16 mars 2016 : Une fuite de gaz survenue sur le boulevard Wilfrid-Hamel, à L’Ancienne-Lorette, dans l’agglomération de Québec, a forcé la fermeture d’un tronçon de l’artère jusqu’à jeudi. Sur Twitter, la Ville de Québec a indiqué que le boulevard sera complètement inaccessible à la circulation au cours des prochains jours entre la rue Papillon et l’avenue Saint-Jean-Baptiste. La fuite de gaz s’est produite vers 19 h 20, en face du restaurant Tomas Tam, près de la rue Flaubert. «Une foreuse qui faisait des travaux de forage a accroché une conduite de gaz», a expliqué France Voiselle, porte-parole du Service de protection contre l’incendie de Québec. Dès l’arrivée des pompiers, le restaurant a été évacué de façon préventive. «Nous avons vérifié s’il y avait une fuite à l’intérieur du bâtiment. Il n’y en avait finalement pas», a-t-elle dit, précisant qu’il n’y avait pas non plus d’odeur. Les clients ont finalement pu réintégrer le restaurant avant 20 h. Selon Mme Voiselle, aucun citoyen ni travailleur n’a été incommodé par la fuite de gaz. Des représentants de Gaz Métro ont été dépêchés sur place pour analyser la situation. La fuite n’a pas été colmatée au cours de la nuit de lundi à mardi. «Ce sera des travaux de longue haleine», a expliqué Mme Voiselle. Selon elle, il s’agit d’une conduite de «haute pression» qui a été perforée, ce qui complique le travail. Un périmètre de sécurité a été installé dans le secteur. Mme Voiselle a mentionné qu’il n’y avait pas de risque pour la santé de la population. Des représentants de la sécurité publique de la Ville de Québec ont été dépêchés sur place.

16 mars 2016 : La Sûreté du Québec a lancé 15 perquisitions, dans les régions de Montréal, Québec et Sherbrooke contre un réseau de fraudeurs qui avait élaboré un stratagème pour réduire les impôts des investisseurs. L’ampleur de cette fraude est évaluée à près de 90 millions $. Selon les informations fournies par le Service des enquêtes sur la criminalité contre l’État de la SQ, les fraudeurs procédaient par la vente de franchises de produits informatiques. La police précise qu’il s’agissait d’un produit informatique qui était vendu et pour lequel la facture donnée était plus élevée que la transaction en elle-même.
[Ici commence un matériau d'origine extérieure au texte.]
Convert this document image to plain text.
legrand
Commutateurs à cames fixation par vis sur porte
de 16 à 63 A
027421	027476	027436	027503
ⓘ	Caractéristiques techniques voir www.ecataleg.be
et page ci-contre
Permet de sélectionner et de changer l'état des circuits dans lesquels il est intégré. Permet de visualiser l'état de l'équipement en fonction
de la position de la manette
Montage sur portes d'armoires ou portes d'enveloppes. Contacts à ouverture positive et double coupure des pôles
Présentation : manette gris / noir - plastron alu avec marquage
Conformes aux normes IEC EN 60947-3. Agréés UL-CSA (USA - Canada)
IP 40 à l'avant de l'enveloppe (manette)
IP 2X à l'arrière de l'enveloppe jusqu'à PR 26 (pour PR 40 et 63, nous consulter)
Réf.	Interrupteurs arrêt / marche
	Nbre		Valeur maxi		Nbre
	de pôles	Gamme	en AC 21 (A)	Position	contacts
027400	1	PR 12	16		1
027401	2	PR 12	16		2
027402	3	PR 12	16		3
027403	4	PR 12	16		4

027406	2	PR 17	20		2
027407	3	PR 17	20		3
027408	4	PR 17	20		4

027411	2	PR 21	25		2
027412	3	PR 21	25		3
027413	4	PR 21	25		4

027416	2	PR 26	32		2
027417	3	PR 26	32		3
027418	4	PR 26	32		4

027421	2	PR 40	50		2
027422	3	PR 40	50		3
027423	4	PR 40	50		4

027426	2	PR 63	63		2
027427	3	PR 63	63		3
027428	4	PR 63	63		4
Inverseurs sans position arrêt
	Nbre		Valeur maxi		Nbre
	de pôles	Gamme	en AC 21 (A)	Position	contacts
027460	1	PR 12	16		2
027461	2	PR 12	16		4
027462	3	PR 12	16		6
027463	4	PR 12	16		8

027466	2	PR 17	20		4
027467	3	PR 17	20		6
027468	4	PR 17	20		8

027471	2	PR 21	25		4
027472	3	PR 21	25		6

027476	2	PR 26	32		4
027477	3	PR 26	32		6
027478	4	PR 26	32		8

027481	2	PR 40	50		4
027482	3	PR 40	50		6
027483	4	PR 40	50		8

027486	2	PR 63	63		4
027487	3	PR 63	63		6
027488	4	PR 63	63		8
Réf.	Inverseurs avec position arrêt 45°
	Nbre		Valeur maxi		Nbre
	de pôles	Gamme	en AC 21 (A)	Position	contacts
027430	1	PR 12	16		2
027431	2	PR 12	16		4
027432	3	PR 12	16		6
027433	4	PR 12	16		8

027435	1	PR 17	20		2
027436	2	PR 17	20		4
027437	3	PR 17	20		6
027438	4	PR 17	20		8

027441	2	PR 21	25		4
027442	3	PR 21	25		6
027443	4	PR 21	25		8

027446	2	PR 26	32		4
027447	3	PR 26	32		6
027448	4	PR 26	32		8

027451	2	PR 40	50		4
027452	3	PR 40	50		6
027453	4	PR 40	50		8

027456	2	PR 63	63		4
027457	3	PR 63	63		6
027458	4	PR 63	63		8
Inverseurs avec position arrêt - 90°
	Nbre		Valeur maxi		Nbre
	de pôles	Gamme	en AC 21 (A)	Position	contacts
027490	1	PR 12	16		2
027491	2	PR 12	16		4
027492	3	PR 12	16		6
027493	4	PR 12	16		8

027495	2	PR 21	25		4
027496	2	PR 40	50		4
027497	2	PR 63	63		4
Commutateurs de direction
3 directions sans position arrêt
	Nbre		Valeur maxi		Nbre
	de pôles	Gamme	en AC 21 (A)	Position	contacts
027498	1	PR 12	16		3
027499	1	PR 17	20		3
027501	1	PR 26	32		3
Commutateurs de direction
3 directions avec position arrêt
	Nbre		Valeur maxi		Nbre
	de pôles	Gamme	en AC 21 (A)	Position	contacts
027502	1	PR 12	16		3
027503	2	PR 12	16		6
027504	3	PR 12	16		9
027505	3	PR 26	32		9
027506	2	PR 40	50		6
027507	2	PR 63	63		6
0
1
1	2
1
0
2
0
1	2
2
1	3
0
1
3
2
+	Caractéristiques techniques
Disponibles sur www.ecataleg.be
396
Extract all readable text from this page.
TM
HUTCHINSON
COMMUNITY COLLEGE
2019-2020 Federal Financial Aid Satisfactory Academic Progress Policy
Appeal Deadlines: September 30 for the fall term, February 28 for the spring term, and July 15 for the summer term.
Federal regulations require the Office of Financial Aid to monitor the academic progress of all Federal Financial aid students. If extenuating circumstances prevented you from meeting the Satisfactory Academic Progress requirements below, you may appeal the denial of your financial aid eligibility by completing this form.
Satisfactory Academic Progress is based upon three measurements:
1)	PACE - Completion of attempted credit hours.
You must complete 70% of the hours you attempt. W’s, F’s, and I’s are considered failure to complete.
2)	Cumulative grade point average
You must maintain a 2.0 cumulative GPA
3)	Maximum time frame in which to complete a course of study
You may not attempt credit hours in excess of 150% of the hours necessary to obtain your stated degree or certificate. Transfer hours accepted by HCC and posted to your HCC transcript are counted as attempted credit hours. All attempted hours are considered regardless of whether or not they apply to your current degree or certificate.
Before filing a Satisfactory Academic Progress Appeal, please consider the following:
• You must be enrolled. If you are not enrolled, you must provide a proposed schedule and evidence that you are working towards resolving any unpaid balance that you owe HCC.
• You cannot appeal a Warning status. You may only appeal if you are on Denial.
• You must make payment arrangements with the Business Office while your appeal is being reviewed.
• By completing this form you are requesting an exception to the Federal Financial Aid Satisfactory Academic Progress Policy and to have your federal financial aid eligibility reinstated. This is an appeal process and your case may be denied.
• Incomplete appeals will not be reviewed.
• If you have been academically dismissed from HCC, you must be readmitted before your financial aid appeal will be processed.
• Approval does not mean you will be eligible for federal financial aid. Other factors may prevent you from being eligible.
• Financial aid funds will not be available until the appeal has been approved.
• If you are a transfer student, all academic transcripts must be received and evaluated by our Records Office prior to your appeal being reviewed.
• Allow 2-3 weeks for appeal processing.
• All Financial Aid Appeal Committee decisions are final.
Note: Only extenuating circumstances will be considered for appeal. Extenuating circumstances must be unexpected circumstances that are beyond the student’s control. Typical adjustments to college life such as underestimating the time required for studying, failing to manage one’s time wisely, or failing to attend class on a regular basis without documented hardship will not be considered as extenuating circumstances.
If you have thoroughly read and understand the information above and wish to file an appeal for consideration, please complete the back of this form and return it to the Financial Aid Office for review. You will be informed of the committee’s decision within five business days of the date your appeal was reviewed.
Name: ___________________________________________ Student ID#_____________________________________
Les personnes qui procédaient à l’achat de ce faux produit, des particuliers ou de petites entreprises, faisaient ensuite des réclamations auprès du gouvernement. «Plus de 1100 franchises auraient été vendues à plus de 450 investisseurs», a avancé Ingrid Asselin de la SQ, tout en précisant que les perquisitions en cours pourraient permettre de découvrir un réseau encore plus étendu. Environ 150 policiers et 70 enquêteurs de Revenu Québec ont été mobilisés dans cette opération, fondée sur une année d’enquête. Plusieurs suspects ont été ciblés et seront rencontrés dans le cadre de cette enquête. Pour le moment, personne n’a été arrêté. La SQ a confirmé que l’opération se poursuivra dans les prochaines semaines grâce aux éléments qui seront versés à l’enquête après ces perquisitions.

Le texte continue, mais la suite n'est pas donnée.